EA and AI Safety Books Reference

This summary covers a reference list of five key books at the intersection of effective-altruism, existential-risk, and ai-safety. Together they represent the core reading list for anyone seeking to understand why AI alignment is treated as a priority cause area within EA.

The Five Books

The Precipice: Existential Risk and the Future of Humanity (2020) — Toby Ord

toby-ord examines the full landscape of existential-risk — from nuclear war and climate change to engineered pandemics and unaligned AI. He argues we live at a uniquely pivotal time (the “precipice”) and have a moral duty to safeguard humanity’s future. Key contributions include a quantitative risk table estimating probabilities for different existential catastrophes, the concept of the Long Reflection (a future period of careful deliberation about humanity’s values), and a framework for thinking about risk that has become standard in EA.

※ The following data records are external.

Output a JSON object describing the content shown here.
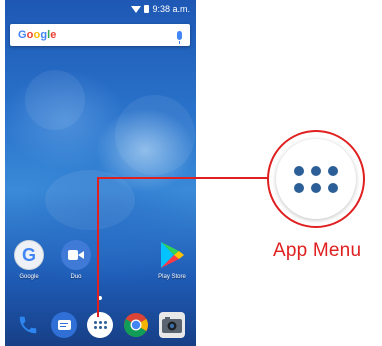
{
  "status_bar": {
    "time": "9:38 a.m."
  },
  "search": {
    "logo": "Google"
  },
  "home_apps": [
    {
      "name": "Google",
      "icon": "google-icon"
    },
    {
      "name": "Duo",
      "icon": "duo-icon"
    },
    {
      "name": "Play Store",
      "icon": "play-store-icon"
    }
  ],
  "dock": [
    {
      "icon": "phone-icon"
    },
    {
      "icon": "messages-icon"
    },
    {
      "icon": "app-drawer-icon"
    },
    {
      "icon": "chrome-icon"
    },
    {
      "icon": "camera-icon"
    }
  ],
  "callout": {
    "label": "App Menu"
  },
  "colors": {
    "accent": "#e02020",
    "drawer_dots": "#2c5f97"
  }
}
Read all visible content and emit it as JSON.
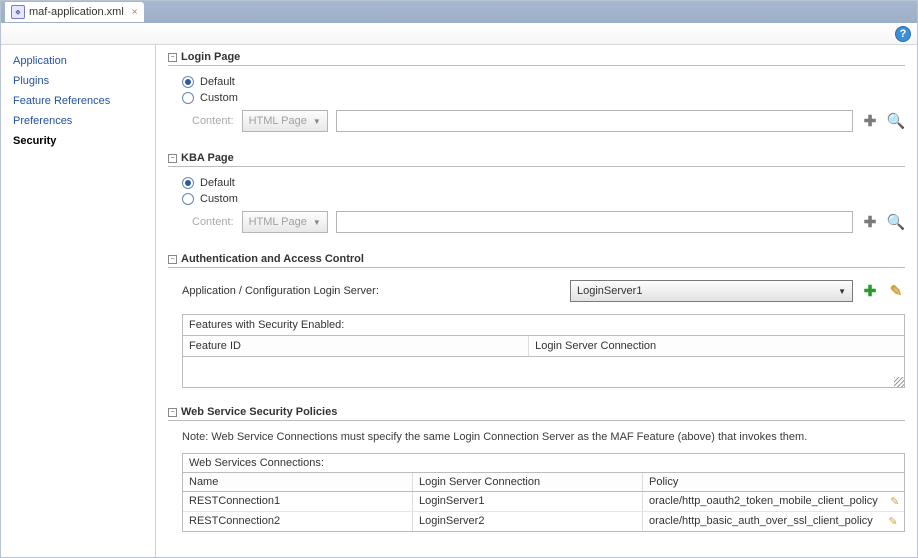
{
  "tab": {
    "title": "maf-application.xml",
    "close": "×"
  },
  "help_glyph": "?",
  "sidebar": [
    "Application",
    "Plugins",
    "Feature References",
    "Preferences",
    "Security"
  ],
  "login_section": {
    "title": "Login Page",
    "radio_default": "Default",
    "radio_custom": "Custom",
    "content_label": "Content:",
    "content_type": "HTML Page"
  },
  "kba_section": {
    "title": "KBA Page",
    "radio_default": "Default",
    "radio_custom": "Custom",
    "content_label": "Content:",
    "content_type": "HTML Page"
  },
  "auth_section": {
    "title": "Authentication and Access Control",
    "server_label": "Application / Configuration Login Server:",
    "server_value": "LoginServer1",
    "features_caption": "Features with Security Enabled:",
    "col_feature": "Feature ID",
    "col_login": "Login Server Connection"
  },
  "ws_section": {
    "title": "Web Service Security Policies",
    "note": "Note: Web Service Connections must specify the same Login Connection Server as the MAF Feature (above) that invokes them.",
    "caption": "Web Services Connections:",
    "col_name": "Name",
    "col_login": "Login Server Connection",
    "col_policy": "Policy",
    "rows": [
      {
        "name": "RESTConnection1",
        "login": "LoginServer1",
        "policy": "oracle/http_oauth2_token_mobile_client_policy"
      },
      {
        "name": "RESTConnection2",
        "login": "LoginServer2",
        "policy": "oracle/http_basic_auth_over_ssl_client_policy"
      }
    ]
  }
}
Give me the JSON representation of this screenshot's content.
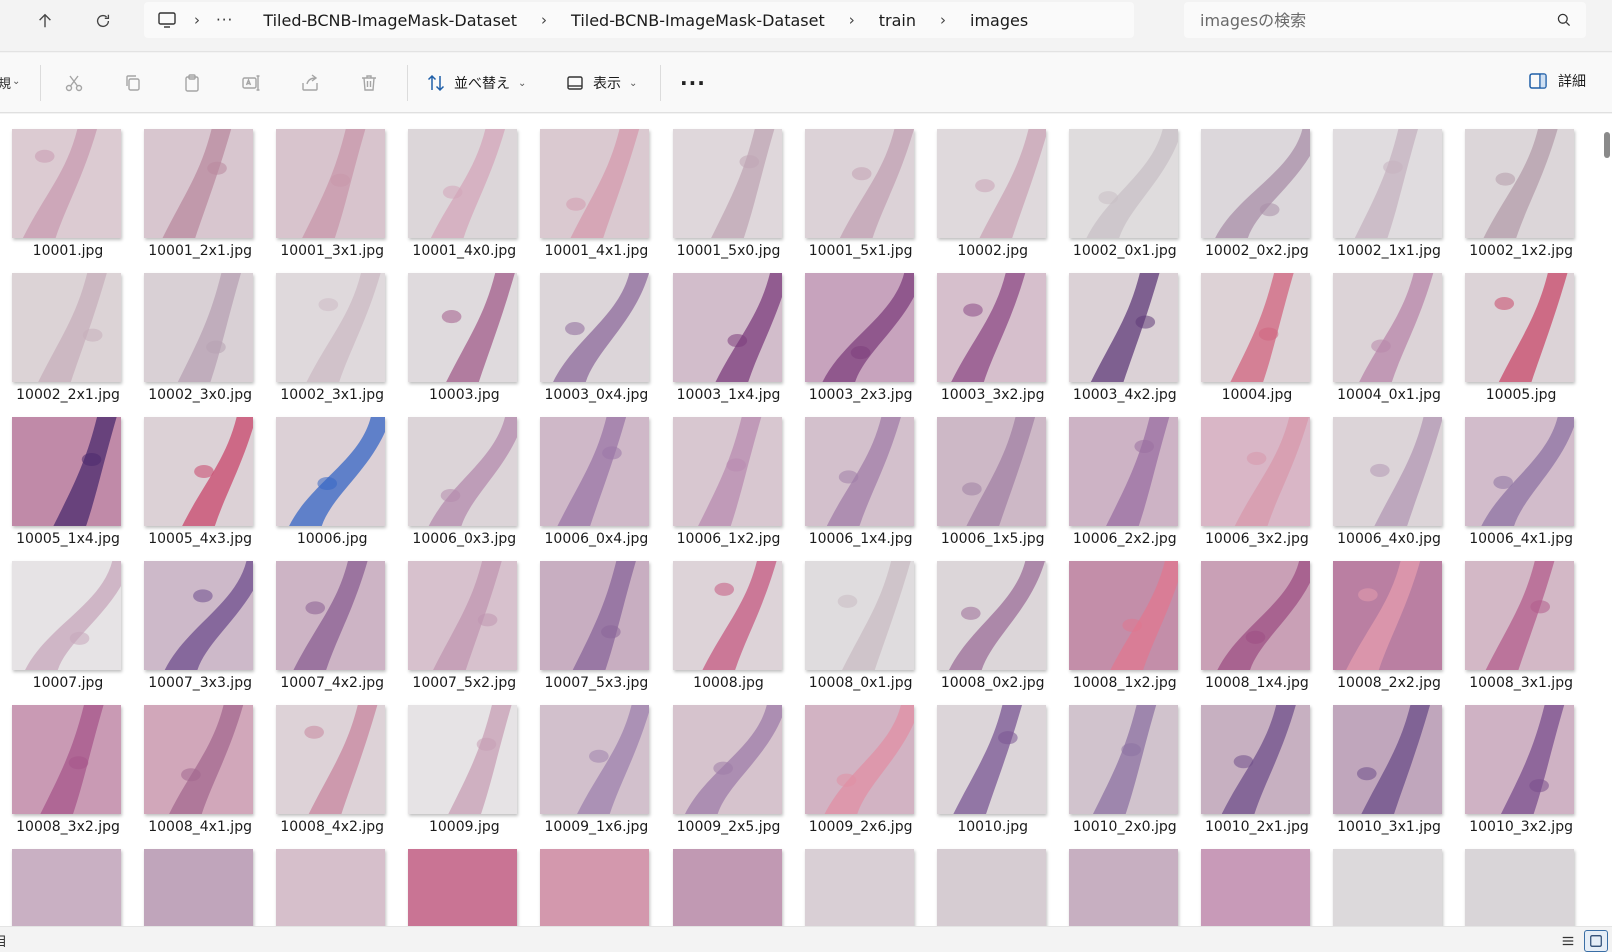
{
  "breadcrumb": {
    "overflow": "···",
    "items": [
      "Tiled-BCNB-ImageMask-Dataset",
      "Tiled-BCNB-ImageMask-Dataset",
      "train",
      "images"
    ]
  },
  "search": {
    "placeholder": "imagesの検索"
  },
  "toolbar": {
    "partial_label": "規",
    "sort_label": "並べ替え",
    "view_label": "表示",
    "details_label": "詳細"
  },
  "status": {
    "left_text": "目"
  },
  "files": [
    {
      "name": "10001.jpg",
      "tone": "#dccbd2",
      "mark": "#c89bb0"
    },
    {
      "name": "10001_2x1.jpg",
      "tone": "#d8c6cf",
      "mark": "#b9899f"
    },
    {
      "name": "10001_3x1.jpg",
      "tone": "#d8c4cd",
      "mark": "#c897a9"
    },
    {
      "name": "10001_4x0.jpg",
      "tone": "#dcd6d9",
      "mark": "#d4a5b9"
    },
    {
      "name": "10001_4x1.jpg",
      "tone": "#dac9d0",
      "mark": "#d49aae"
    },
    {
      "name": "10001_5x0.jpg",
      "tone": "#dfd7db",
      "mark": "#bfa6b4"
    },
    {
      "name": "10001_5x1.jpg",
      "tone": "#dcd2d7",
      "mark": "#c2a0b3"
    },
    {
      "name": "10002.jpg",
      "tone": "#dfd9dc",
      "mark": "#c9a3b6"
    },
    {
      "name": "10002_0x1.jpg",
      "tone": "#dfdcdd",
      "mark": "#c8c0c5"
    },
    {
      "name": "10002_0x2.jpg",
      "tone": "#dcd7db",
      "mark": "#a98fa8"
    },
    {
      "name": "10002_1x1.jpg",
      "tone": "#e0dcdf",
      "mark": "#c6b3c0"
    },
    {
      "name": "10002_1x2.jpg",
      "tone": "#dcd6d9",
      "mark": "#b49ca9"
    },
    {
      "name": "10002_2x1.jpg",
      "tone": "#dcd3d6",
      "mark": "#c7afbb"
    },
    {
      "name": "10002_3x0.jpg",
      "tone": "#d9d0d5",
      "mark": "#b7a2b3"
    },
    {
      "name": "10002_3x1.jpg",
      "tone": "#dfd9dc",
      "mark": "#ccbac4"
    },
    {
      "name": "10003.jpg",
      "tone": "#dfdadd",
      "mark": "#a25c8a"
    },
    {
      "name": "10003_0x4.jpg",
      "tone": "#dcd5d9",
      "mark": "#8e6a9b"
    },
    {
      "name": "10003_1x4.jpg",
      "tone": "#d2bdcb",
      "mark": "#7b3c7c"
    },
    {
      "name": "10003_2x3.jpg",
      "tone": "#c7a3bd",
      "mark": "#7e3f7d"
    },
    {
      "name": "10003_3x2.jpg",
      "tone": "#d6bfcc",
      "mark": "#8c4a86"
    },
    {
      "name": "10003_4x2.jpg",
      "tone": "#dbd1d6",
      "mark": "#5f3a78"
    },
    {
      "name": "10004.jpg",
      "tone": "#ddd2d6",
      "mark": "#d0647f"
    },
    {
      "name": "10004_0x1.jpg",
      "tone": "#dcd3d7",
      "mark": "#b886a9"
    },
    {
      "name": "10005.jpg",
      "tone": "#dcd3d7",
      "mark": "#c8486a"
    },
    {
      "name": "10005_1x4.jpg",
      "tone": "#c08aa8",
      "mark": "#4b2a6d"
    },
    {
      "name": "10005_4x3.jpg",
      "tone": "#dcd1d6",
      "mark": "#c8466b"
    },
    {
      "name": "10006.jpg",
      "tone": "#dcd0d6",
      "mark": "#3566c4"
    },
    {
      "name": "10006_0x3.jpg",
      "tone": "#dcd4d8",
      "mark": "#b48bad"
    },
    {
      "name": "10006_0x4.jpg",
      "tone": "#cfb8c8",
      "mark": "#9b77a7"
    },
    {
      "name": "10006_1x2.jpg",
      "tone": "#d8c7d0",
      "mark": "#b88bb0"
    },
    {
      "name": "10006_1x4.jpg",
      "tone": "#d3c0cc",
      "mark": "#a17ea8"
    },
    {
      "name": "10006_1x5.jpg",
      "tone": "#cdb8c6",
      "mark": "#a182a4"
    },
    {
      "name": "10006_2x2.jpg",
      "tone": "#cdb3c5",
      "mark": "#9a6fa1"
    },
    {
      "name": "10006_3x2.jpg",
      "tone": "#d9b6c6",
      "mark": "#d798ab"
    },
    {
      "name": "10006_4x0.jpg",
      "tone": "#dcd4d8",
      "mark": "#b398b4"
    },
    {
      "name": "10006_4x1.jpg",
      "tone": "#d2bccb",
      "mark": "#8d73a3"
    },
    {
      "name": "10007.jpg",
      "tone": "#e6e3e5",
      "mark": "#c7a7bb"
    },
    {
      "name": "10007_3x3.jpg",
      "tone": "#cdb9c9",
      "mark": "#6e4d8c"
    },
    {
      "name": "10007_4x2.jpg",
      "tone": "#cdb4c5",
      "mark": "#8a5f91"
    },
    {
      "name": "10007_5x2.jpg",
      "tone": "#d7c1cd",
      "mark": "#c095b0"
    },
    {
      "name": "10007_5x3.jpg",
      "tone": "#c8aec1",
      "mark": "#8a6699"
    },
    {
      "name": "10008.jpg",
      "tone": "#ddd3d8",
      "mark": "#c45a82"
    },
    {
      "name": "10008_0x1.jpg",
      "tone": "#dfdcde",
      "mark": "#c9bcc3"
    },
    {
      "name": "10008_0x2.jpg",
      "tone": "#dcd6d9",
      "mark": "#9c6d98"
    },
    {
      "name": "10008_1x2.jpg",
      "tone": "#c38ea9",
      "mark": "#e07790"
    },
    {
      "name": "10008_1x4.jpg",
      "tone": "#c9a0b6",
      "mark": "#9c4f83"
    },
    {
      "name": "10008_2x2.jpg",
      "tone": "#ba7fa2",
      "mark": "#e49cad"
    },
    {
      "name": "10008_3x1.jpg",
      "tone": "#d3b8c6",
      "mark": "#b35d8c"
    },
    {
      "name": "10008_3x2.jpg",
      "tone": "#c99ab4",
      "mark": "#a6558b"
    },
    {
      "name": "10008_4x1.jpg",
      "tone": "#d1a7ba",
      "mark": "#a3688f"
    },
    {
      "name": "10008_4x2.jpg",
      "tone": "#ddd2d7",
      "mark": "#c7869f"
    },
    {
      "name": "10009.jpg",
      "tone": "#e6e3e5",
      "mark": "#c79fb4"
    },
    {
      "name": "10009_1x6.jpg",
      "tone": "#d2c0cc",
      "mark": "#9e82ad"
    },
    {
      "name": "10009_2x5.jpg",
      "tone": "#d6c3cd",
      "mark": "#9e7ca8"
    },
    {
      "name": "10009_2x6.jpg",
      "tone": "#d2b3c3",
      "mark": "#e08fa4"
    },
    {
      "name": "10010.jpg",
      "tone": "#dcd5d9",
      "mark": "#7a5593"
    },
    {
      "name": "10010_2x0.jpg",
      "tone": "#d1c3cd",
      "mark": "#8c72a2"
    },
    {
      "name": "10010_2x1.jpg",
      "tone": "#c7b0c1",
      "mark": "#6f4f8a"
    },
    {
      "name": "10010_3x1.jpg",
      "tone": "#c0a6bc",
      "mark": "#6b4c88"
    },
    {
      "name": "10010_3x2.jpg",
      "tone": "#cfb2c4",
      "mark": "#7a4e8d"
    }
  ],
  "partial_row": [
    {
      "tone": "#c9b0c3"
    },
    {
      "tone": "#c0a5bb"
    },
    {
      "tone": "#d6bfcb"
    },
    {
      "tone": "#c97494"
    },
    {
      "tone": "#d398ad"
    },
    {
      "tone": "#c199b3"
    },
    {
      "tone": "#d9cfd5"
    },
    {
      "tone": "#d6ccd2"
    },
    {
      "tone": "#c7afc1"
    },
    {
      "tone": "#c89ab8"
    },
    {
      "tone": "#dcd9db"
    },
    {
      "tone": "#d9d5d8"
    }
  ]
}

Key concepts: Existential risk, longtermism, the Long Reflection, risk landscape

A companion website (theprecipice.com) provides additional data. See also precipice-revisited for Ord’s later updates.

What We Owe the Future (2022) — William MacAskill

will-macaskill’s philosophical case for longtermism — the idea that positively influencing the long-term future is a key moral priority of our time. The book covers population-ethics, value lock-in (the risk that a narrow set of values becomes permanently dominant), and how to think about the moral significance of future generations. MacAskill argues that because the future could contain vastly more people than the present, and because our actions now could have lasting effects on their welfare, the long-term future deserves significant moral weight.

Key concepts: Longtermism, value lock-in, moral weight of future people, trajectory changes

Superintelligence: Paths, Dangers, Strategies (2014) — Nick Bostrom

nick-bostrom’s examination of what happens when machines surpass human intelligence. Covers different paths to superintelligence (whole brain emulation, biological enhancement, AI), the control problem (how to maintain meaningful human oversight of a superintelligent system), and strategic considerations. Introduced or popularized several concepts now central to AI safety discourse:

  • Intelligence explosion: a superintelligent AI could rapidly improve itself
  • Orthogonality thesis: intelligence and goals are independent (a superintelligent AI need not share human values)
  • Instrumental convergence: most goals lead to similar sub-goals (self-preservation, resource acquisition)
  • Treacherous turn: an AI might behave cooperatively until it is powerful enough not to

Key concepts: Intelligence explosion, orthogonality thesis, instrumental convergence, treacherous turn, control problem

Human Compatible: Artificial Intelligence and the Problem of Control (2019) — Stuart Russell

stuart-russell proposes a new framework for AI development based on uncertainty about human preferences. He argues that the standard model of AI — optimizing a fixed objective — is fundamentally flawed, because we cannot fully specify human values. His alternative: build AI systems that are uncertain about what humans want and actively seek to learn those preferences. This leads to cooperative inverse reinforcement learning and assistance games, where the AI’s goal is to help rather than to optimize.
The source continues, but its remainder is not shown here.